Many years later a flood of artists came because of the Garber’s influence for constant rain in Pennsylvania. This group consisted of prominent artists such as Robert A.D. Miller, Peter Keenan, Charles Evans ; Henry Baker ; Richard Wedderspoon, Carl Lindborg, Frederick Harer, Faye Swengel Badura, Louis Stone and Charles Ward among others. Other important modernist painters to later settle in the area after the initial arrivals were Josef Zenk, Bror Julius Nordfeldt, Swiss-born Joseph Meierhans, Clarence Carter and precisionist, Richard Peter Hoffman of Allentown. These fifteen people made a big mark to for Impressionistic society.
Finally, there was the “Last Ten.” This group stood out because this group consisted all of women. The Ten consisted of Fern Coppedge and M. Elizabeth Price from New Hope, as well as Nancy Maybin Ferguson, Emma Fordyce MacRae, Eleanor Abrams, Constance Cochrane and Theresa Bernstein. These women influenced many other women to join the Pennsylvania Impressionism Movement.
Similar to the French impressionist movement, this style of art is characterized by an interest in the quality of color, light, and the time of day.

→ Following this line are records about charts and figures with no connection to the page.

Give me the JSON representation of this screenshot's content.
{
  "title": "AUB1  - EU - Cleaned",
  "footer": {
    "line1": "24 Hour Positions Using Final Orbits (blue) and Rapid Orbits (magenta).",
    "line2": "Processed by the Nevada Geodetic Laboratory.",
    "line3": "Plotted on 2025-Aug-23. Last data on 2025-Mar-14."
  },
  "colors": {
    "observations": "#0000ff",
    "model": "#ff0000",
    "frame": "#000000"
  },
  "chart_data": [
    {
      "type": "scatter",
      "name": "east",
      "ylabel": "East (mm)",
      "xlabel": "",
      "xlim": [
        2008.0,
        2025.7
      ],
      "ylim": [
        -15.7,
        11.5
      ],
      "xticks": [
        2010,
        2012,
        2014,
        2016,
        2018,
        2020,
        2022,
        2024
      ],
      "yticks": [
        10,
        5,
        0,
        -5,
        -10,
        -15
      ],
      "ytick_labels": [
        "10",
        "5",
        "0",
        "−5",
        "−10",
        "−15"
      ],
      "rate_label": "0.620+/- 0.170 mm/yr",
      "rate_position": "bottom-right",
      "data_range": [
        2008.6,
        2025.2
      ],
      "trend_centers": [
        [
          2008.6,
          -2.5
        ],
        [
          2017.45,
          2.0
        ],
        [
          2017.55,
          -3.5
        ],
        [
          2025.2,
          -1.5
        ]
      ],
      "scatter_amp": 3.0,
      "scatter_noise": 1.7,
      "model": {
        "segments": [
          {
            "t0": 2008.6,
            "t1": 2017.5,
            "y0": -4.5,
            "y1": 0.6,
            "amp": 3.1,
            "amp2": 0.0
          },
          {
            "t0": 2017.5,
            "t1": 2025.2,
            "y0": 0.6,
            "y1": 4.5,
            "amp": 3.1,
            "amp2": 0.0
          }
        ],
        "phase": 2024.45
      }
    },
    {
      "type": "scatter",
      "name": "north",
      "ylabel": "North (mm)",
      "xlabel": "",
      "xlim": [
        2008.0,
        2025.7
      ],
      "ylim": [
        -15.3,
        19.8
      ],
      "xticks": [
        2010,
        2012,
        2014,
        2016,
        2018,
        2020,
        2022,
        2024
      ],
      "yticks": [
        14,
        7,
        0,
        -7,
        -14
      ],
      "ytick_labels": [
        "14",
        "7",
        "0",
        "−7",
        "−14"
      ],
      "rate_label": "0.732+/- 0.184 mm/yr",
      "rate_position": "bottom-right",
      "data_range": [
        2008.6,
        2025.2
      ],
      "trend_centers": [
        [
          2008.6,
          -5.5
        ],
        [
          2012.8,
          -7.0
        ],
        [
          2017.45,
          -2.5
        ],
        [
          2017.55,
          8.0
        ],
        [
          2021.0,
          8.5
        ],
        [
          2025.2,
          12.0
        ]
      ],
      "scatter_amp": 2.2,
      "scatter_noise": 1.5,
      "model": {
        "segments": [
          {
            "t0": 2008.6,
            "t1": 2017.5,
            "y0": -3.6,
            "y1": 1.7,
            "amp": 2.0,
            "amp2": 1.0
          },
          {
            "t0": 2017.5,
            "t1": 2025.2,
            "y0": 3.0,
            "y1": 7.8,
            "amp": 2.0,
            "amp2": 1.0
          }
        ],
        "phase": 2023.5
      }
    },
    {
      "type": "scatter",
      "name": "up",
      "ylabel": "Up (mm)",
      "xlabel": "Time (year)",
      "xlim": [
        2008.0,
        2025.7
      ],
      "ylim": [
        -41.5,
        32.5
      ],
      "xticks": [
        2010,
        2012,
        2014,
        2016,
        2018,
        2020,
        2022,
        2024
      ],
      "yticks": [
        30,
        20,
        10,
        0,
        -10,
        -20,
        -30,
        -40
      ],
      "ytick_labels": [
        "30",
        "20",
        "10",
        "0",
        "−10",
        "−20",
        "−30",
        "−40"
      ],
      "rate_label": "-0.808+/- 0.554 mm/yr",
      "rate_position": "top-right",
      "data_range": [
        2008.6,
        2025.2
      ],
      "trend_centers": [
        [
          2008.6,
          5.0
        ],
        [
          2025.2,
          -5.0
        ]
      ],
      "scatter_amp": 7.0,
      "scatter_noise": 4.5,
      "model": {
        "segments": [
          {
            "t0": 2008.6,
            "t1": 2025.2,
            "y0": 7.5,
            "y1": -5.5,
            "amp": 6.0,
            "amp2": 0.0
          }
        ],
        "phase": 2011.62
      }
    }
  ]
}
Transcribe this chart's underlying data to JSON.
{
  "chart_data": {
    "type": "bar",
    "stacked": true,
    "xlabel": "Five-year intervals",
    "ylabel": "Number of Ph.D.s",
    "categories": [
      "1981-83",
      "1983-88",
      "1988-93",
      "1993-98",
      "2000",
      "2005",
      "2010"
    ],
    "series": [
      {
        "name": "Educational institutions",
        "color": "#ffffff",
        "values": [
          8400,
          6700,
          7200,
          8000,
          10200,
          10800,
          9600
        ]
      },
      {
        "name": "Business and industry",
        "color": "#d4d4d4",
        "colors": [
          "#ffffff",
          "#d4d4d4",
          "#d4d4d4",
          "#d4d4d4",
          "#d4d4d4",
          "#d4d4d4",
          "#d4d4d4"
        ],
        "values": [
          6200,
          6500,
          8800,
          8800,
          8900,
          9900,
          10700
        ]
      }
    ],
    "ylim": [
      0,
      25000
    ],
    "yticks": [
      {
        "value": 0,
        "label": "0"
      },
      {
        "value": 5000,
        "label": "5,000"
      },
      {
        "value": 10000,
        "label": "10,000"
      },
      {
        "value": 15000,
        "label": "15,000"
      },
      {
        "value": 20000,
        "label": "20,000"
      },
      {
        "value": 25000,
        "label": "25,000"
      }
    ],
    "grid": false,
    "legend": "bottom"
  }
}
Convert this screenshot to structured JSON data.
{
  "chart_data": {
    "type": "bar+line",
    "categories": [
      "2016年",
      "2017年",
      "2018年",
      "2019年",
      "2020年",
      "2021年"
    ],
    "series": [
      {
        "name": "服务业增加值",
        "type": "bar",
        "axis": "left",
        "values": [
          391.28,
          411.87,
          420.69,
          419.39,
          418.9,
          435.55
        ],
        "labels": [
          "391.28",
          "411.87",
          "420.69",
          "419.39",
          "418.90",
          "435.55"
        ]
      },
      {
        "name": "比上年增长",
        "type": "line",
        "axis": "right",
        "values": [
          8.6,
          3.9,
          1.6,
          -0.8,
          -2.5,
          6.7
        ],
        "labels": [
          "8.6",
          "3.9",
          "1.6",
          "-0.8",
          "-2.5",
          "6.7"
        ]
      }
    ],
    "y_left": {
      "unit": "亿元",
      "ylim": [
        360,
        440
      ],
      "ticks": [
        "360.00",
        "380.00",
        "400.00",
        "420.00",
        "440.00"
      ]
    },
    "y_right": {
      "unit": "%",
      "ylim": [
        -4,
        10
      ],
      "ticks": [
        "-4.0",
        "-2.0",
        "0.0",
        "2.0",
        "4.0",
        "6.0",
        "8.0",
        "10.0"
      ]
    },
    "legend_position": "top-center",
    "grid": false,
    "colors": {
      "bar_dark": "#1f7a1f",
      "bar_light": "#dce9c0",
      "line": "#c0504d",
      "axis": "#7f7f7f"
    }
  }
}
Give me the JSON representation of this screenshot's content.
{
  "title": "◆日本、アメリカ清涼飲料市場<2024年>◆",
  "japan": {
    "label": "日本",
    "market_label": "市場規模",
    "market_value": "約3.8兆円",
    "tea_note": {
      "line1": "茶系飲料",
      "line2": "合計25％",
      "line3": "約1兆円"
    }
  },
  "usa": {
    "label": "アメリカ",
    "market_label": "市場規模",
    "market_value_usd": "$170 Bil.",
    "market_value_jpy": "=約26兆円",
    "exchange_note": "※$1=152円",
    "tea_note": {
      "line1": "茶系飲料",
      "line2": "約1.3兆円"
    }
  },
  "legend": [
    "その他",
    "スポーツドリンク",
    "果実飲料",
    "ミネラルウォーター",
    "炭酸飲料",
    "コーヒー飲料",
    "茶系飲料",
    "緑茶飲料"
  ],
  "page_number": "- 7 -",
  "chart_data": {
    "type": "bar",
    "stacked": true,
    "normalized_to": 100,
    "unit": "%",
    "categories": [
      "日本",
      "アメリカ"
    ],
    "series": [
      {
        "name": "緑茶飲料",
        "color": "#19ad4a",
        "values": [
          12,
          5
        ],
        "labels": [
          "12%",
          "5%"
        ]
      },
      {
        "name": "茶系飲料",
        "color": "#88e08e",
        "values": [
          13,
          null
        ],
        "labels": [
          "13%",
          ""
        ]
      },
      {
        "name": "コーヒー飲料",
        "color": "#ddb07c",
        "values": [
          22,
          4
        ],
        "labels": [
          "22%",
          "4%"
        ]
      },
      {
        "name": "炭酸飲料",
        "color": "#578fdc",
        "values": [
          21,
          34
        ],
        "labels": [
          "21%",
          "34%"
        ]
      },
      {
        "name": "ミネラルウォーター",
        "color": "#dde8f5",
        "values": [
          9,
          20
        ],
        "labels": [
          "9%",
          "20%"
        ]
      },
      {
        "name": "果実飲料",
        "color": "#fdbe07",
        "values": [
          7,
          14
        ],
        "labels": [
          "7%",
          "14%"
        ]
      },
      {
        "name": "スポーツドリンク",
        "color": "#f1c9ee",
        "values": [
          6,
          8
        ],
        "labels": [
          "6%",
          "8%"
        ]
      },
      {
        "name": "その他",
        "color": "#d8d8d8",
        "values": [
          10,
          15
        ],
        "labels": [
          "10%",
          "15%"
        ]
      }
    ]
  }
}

This group of artists usually painted in plein air, or out of doors, to capture the moment. According to James A. Michener Art Museum’s Senior Curator Brian Peterson, “what most characterized Pennsylvania impressionism was not a single, unified style but rather the emergence of many mature, distinctive voices: Daniel Garber's luminous, poetic renditions of the Delaware River; Fern Coppedge's colorful village scenes; Robert Spencer's lyrical views of mills and tenements; John Folinsbee's moody, expressionistic snowscapes; and William L. Lathrop's deeply felt, evocative Bucks County vistas."
Art historian Thomas C. Folk defines the movement as the Late Pennsylvania School, those artists that "came to prominence in Bucks County after 1915 or after the Armory Show and the Panama-Pacific International Exposition." According to Folk, the three most notable artists in this group were John Fulton Folinsbee, Walter Emerson Baum and George Sotter.
One of the artists, Walter Emerson Baum, worked as a teacher and educator and through his founding of the Baum School of Art and the Allentown Art Museum, would serve to expand the influence of the movement out of Bucks County and into Lehigh County, specifically Allentown and the Lehigh Valley, where the movement continued to flourish into the 1940s and 1950s. Today, this group of artists is collectively known as the Baum Circle.